A ideia de uma narrativa impossível, mas absolutamente necessária - eixo central do presente artigo -, parece aplicar-se perfeitamente a esse sofrimento indizível posto em cena com o traumático e que torna tão fundamental, para aqueles que sobreviveram ao catastrófico do trauma, a paradoxal tarefa de narrar o intransmissível. Que falem por nós as palavras dos sobreviventes das grandes catástrofes históricas, que costumam relatar em seus testemunhos que seus relatos nunca conseguem transmitir realmente as experiências inenarráveis de horror pelas quais passaram1.

 

O FIM DA NARRATIVA: UMA BREVE INCURSÃO NA FILOSOFIA DE WALTER BENJAMIN

Como ponto de partida de nossa análise, tomamos de empréstimo, das contribuições filosóficas de Walter Benjamin, um recorte específico de sua teorização em que encontramos uma rica reflexão sobre a experiência do choque e a impossibilidade de se assimilar a vivência traumática pela via de uma narrativa tradicional2. A contribuição deste autor revela-se frutífera numa investigação sobre o trauma segundo uma perspectiva psicanalítica, uma vez que algumas de suas proposições podem auxiliar a tentativa de uma melhor delimitação da complexa noção de "irrepresentável", para a qual o conceito de trauma nos dirige. Entretanto, em função dos limites deste texto, esta contribuição figurará neste trabalho apenas de forma introdutória e bastante condensada.
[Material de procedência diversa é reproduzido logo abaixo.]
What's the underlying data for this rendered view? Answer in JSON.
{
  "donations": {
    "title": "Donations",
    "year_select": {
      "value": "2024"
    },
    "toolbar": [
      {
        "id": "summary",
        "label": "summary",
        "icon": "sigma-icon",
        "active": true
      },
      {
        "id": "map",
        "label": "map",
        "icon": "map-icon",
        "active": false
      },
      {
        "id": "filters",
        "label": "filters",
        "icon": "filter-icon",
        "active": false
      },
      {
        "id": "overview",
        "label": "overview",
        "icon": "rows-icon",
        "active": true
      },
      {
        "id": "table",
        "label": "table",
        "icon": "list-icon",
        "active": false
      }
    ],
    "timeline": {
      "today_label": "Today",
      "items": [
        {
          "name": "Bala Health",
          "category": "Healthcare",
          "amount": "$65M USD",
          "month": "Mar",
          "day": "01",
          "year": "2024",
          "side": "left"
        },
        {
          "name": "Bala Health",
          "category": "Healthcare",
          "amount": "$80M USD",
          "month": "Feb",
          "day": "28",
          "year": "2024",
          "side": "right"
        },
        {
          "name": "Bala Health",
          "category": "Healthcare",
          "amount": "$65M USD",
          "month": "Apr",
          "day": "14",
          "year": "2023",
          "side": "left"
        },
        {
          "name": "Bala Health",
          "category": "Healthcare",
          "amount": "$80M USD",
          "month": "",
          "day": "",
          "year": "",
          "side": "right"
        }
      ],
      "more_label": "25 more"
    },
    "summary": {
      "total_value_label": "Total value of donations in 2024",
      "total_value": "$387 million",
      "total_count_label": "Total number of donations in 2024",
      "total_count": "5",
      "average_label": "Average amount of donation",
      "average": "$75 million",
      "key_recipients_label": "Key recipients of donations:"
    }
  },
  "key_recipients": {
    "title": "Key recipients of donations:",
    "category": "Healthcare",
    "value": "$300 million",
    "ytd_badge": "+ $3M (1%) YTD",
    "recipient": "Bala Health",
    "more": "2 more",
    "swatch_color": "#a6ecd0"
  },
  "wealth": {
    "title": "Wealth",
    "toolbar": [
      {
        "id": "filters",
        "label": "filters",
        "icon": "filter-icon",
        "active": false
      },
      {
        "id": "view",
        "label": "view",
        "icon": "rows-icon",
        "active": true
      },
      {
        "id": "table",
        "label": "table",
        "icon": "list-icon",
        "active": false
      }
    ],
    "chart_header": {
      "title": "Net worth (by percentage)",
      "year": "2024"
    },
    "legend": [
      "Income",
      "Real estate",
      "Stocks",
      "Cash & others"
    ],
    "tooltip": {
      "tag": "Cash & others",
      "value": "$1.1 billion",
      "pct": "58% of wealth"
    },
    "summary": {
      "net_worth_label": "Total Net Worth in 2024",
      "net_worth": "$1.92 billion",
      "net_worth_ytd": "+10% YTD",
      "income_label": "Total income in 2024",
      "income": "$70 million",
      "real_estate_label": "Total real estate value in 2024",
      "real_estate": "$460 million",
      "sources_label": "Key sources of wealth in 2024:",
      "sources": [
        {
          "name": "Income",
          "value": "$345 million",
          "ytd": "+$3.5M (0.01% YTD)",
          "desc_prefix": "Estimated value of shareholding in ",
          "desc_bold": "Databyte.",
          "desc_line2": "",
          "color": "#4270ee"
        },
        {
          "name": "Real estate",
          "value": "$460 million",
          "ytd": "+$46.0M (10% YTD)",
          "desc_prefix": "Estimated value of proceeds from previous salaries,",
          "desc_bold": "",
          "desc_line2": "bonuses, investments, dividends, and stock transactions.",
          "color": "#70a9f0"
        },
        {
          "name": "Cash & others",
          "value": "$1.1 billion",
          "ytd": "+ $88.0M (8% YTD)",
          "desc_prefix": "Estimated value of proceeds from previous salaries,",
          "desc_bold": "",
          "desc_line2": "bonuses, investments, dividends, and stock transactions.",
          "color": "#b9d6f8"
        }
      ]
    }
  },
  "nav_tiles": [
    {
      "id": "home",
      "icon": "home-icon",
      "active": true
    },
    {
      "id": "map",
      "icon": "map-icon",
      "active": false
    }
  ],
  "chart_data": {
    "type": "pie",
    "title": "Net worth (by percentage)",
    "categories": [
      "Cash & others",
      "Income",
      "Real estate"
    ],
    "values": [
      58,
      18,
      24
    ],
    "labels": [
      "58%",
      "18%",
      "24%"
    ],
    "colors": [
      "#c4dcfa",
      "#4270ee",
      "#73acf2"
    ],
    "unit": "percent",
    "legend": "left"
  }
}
Em 1933 (1993), Walter Benjamin, escreve "Experiência e pobreza", ensaio em que aponta para uma fratura da memória na experiência dos soldados que voltaram do front. Este ensaio é iniciado com a constatação de que os sobreviventes que voltaram das trincheiras voltaram mudos. "Na época, já se podia notar que os combatentes tinham voltado silenciosos do campo de batalha. Mais pobres em experiências comunicáveis, e não mais ricos" (Benjamin, [1933] 1993: 115). Conforme a terminologia utilizada por Benjamin, a Primeira Guerra Mundial trouxe como problema crucial o que poderia ser justamente definido como o fim da narrativa tradicional. Os sobreviventes das trincheiras voltavam sem histórias para contar, pois o "invivível" da guerra não podia ser assimilado em palavras. Para Benjamin, a experiência traumática da guerra não seria uma experiência transmissível "de boca em boca" (Benjamin, [1933] 1993: 115), por tratar-se de uma experiência única e não compartilhável, que tende a aniquilar a possibilidade de outras experiências.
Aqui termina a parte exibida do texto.